O incêndio de Alijó, que tem três frentes ativas, apresenta uma "situação muito preocupante", afirmou hoje o presidente da autarquia, Carlos Magalhães, acrescentando que o vento está a levar as chamas para sítios inesperados.

Falando aos jornalistas cerca das 21:40, o autarca indicou que os meios aéreos já não conseguem voar de noite e que 30 pessoas foram retiradas por precaução das suas casas em, pelo menos, três aldeias: Chã, Vila Chã e Casas da Serra.

Trata-se de idosos, acamados e crianças que foram acolhidas num pavilhão gimnodesportivo.

Está aqui o retrato do que não se deve fazer. Estamos todos os anos a concentrar os meios de que dispomos no combate ao incêndio e, na prevenção, nada ou quase nada. O combate a este incêndio devia ter começado em outubro", afirmou.

Carlos Magalhães afirmou que "a dimensão do fogo é gigantesca" e que o vento mudou de direção e está a levar as chamas para sítios onde não se esperava. Para já, não é possível fazer um balanço dos prejuízos, disse.

Em declarações à TVI, Carlos Magalhães confirmou também a existência de falhas na comunicação. Recorde-se que, entretanto, a Proteção Civil confirmou "falhas pontuais" no SIRESP e enviou para a zona uma estação móvel de comunicações. Durante falhas, as comunicações foram asseguradas pela rede dos bombeiros

Um empresário local, Pedro Santos, disse à agência Lusa que o fogo lhe queimou cerca de 300 toneladas de lenha de oliveira e carrasco que estavam na zona industrial de Alijó, provocando um prejuízo estimado em 15 mil euros.

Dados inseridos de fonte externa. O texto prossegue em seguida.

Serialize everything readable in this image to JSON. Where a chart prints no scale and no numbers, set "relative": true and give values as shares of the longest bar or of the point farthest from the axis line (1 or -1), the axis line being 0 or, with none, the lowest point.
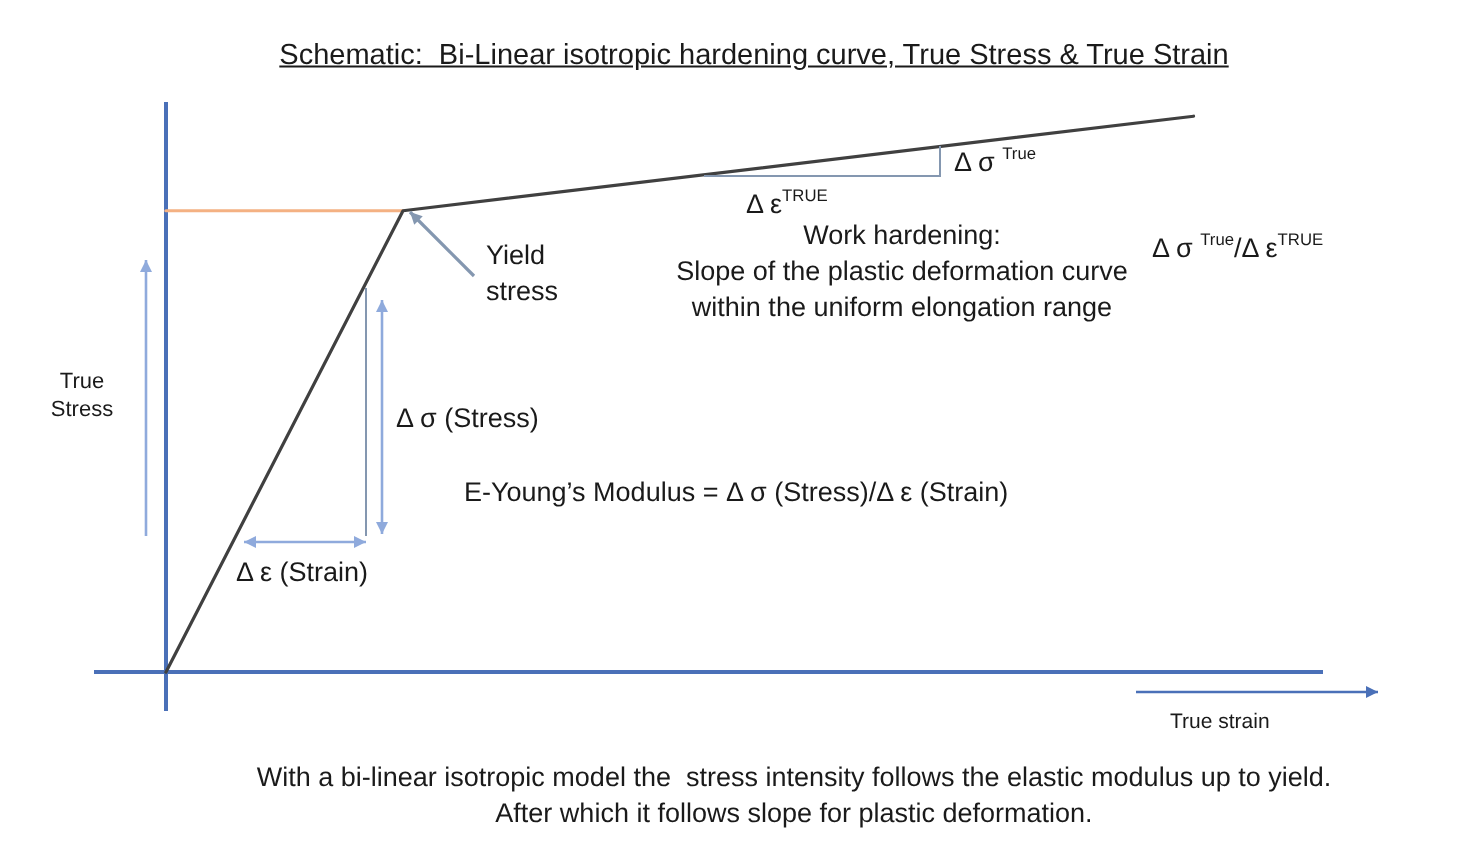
{
  "chart_data": {
    "type": "line",
    "title": "Schematic:  Bi-Linear isotropic hardening curve, True Stress & True Strain",
    "xlabel": "True strain",
    "ylabel": "True Stress",
    "relative": true,
    "categories": [
      null,
      null,
      null,
      null,
      null,
      null,
      null,
      null,
      null,
      null,
      null,
      null,
      null,
      null
    ],
    "series": [
      {
        "color": "#404040",
        "values": [
          0,
          null,
          null,
          0.83,
          null,
          null,
          null,
          null,
          null,
          null,
          null,
          null,
          null,
          1
        ]
      },
      {
        "color": "#f4b183",
        "values": [
          0.83,
          null,
          null,
          0.83,
          null,
          null,
          null,
          null,
          null,
          null,
          null,
          null,
          null,
          null
        ]
      }
    ],
    "annotations": [
      "Yield stress",
      "Δ σ (Stress)",
      "Δ ε (Strain)",
      "E-Young’s Modulus = Δ σ (Stress)/Δ ε (Strain)",
      "Δ σ $^{True}$",
      "Δ ε$^{TRUE}$",
      "Work hardening:\nSlope of the plastic deformation curve\nwithin the uniform elongation range",
      "Δ σ $^{True}$/Δ ε$^{TRUE}$",
      "With a bi-linear isotropic model the  stress intensity follows the elastic modulus up to yield.\nAfter which it follows slope for plastic deformation."
    ]
  }
}
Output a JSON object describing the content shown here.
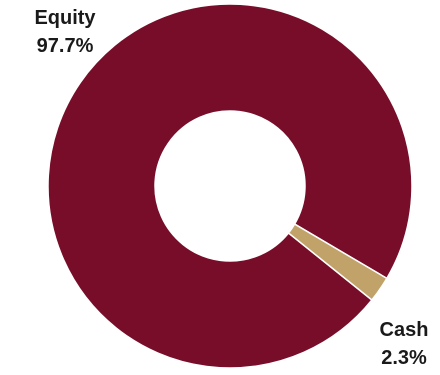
{
  "chart_data": {
    "type": "pie",
    "donut": true,
    "title": "",
    "categories": [
      "Equity",
      "Cash"
    ],
    "values": [
      97.7,
      2.3
    ],
    "value_labels": [
      "97.7%",
      "2.3%"
    ],
    "colors": [
      "#770D28",
      "#C1A36A"
    ],
    "legend": "none"
  }
}
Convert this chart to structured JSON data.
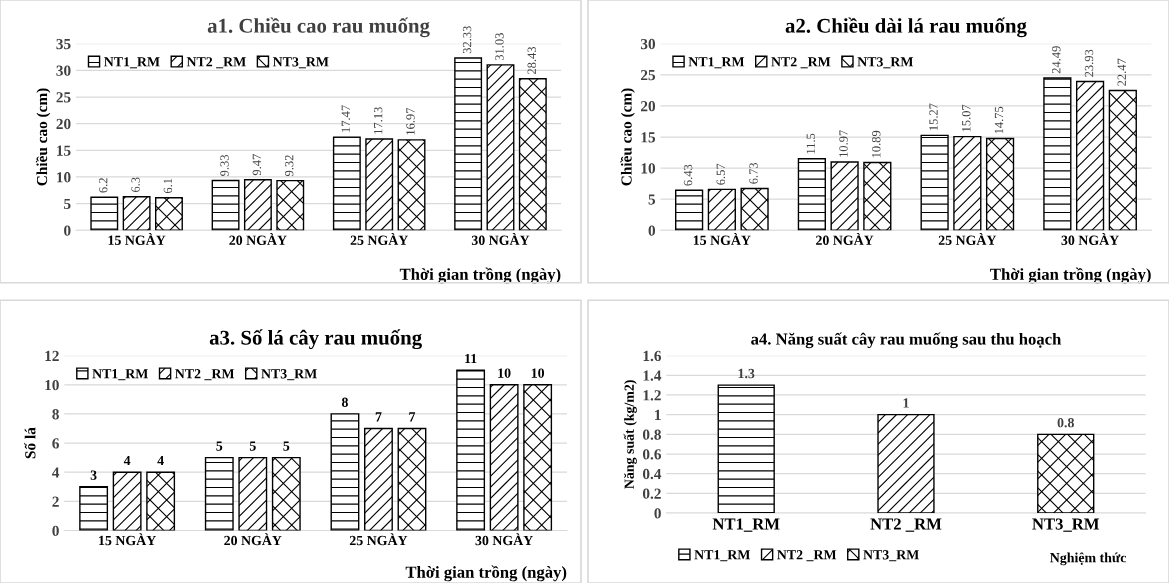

O futuro da empresa familiar está em risco, afirmou, admitindo que não sabe o que fazer.

"Isto parecia o fim do mundo, estávamos aqui rodeados pelas chamas", contou a sua mulher, Rosa Santos.

Segundo Joana Monteiro jornalista da TVI no local ainda não há confirmação oficial de danos e prejuízos, mas sabe-se que algumas viaturas, por exemplo, arderam. Tal como alguns armazéns. Mas um bombeiro no local confirmou à Lusa que houve algumas viaturas que já arderam. A aldeia de Chã, sede de freguesia, está coberta pelo fumo e pelas chamas do fogo que cerca a zona.

Às 22:30, 335 operacionais, apoiados por 106 viaturas. Durante o dia chegaram a operar oito meios aéreos, mas com o cair da noite foram obrigados a regressar.

Esta tarde, um helicóptero acionado para o combate ao incêndio sofreu um acidente, mas o piloto “está bem”, informou fonte da Proteção Civil.

Ao início da tarde, o fogo tinha sido dado como dominado, mas sofreu, entretanto, uma reativação.

Devido ao incêndio de Alijó, foram cortadas a nacional 212, entre os quilómetros 35 e 42, e o Itinerário Complementar 5, que liga o distrito de Vila Real a Bragança, entre os quilómetros 34 e 46.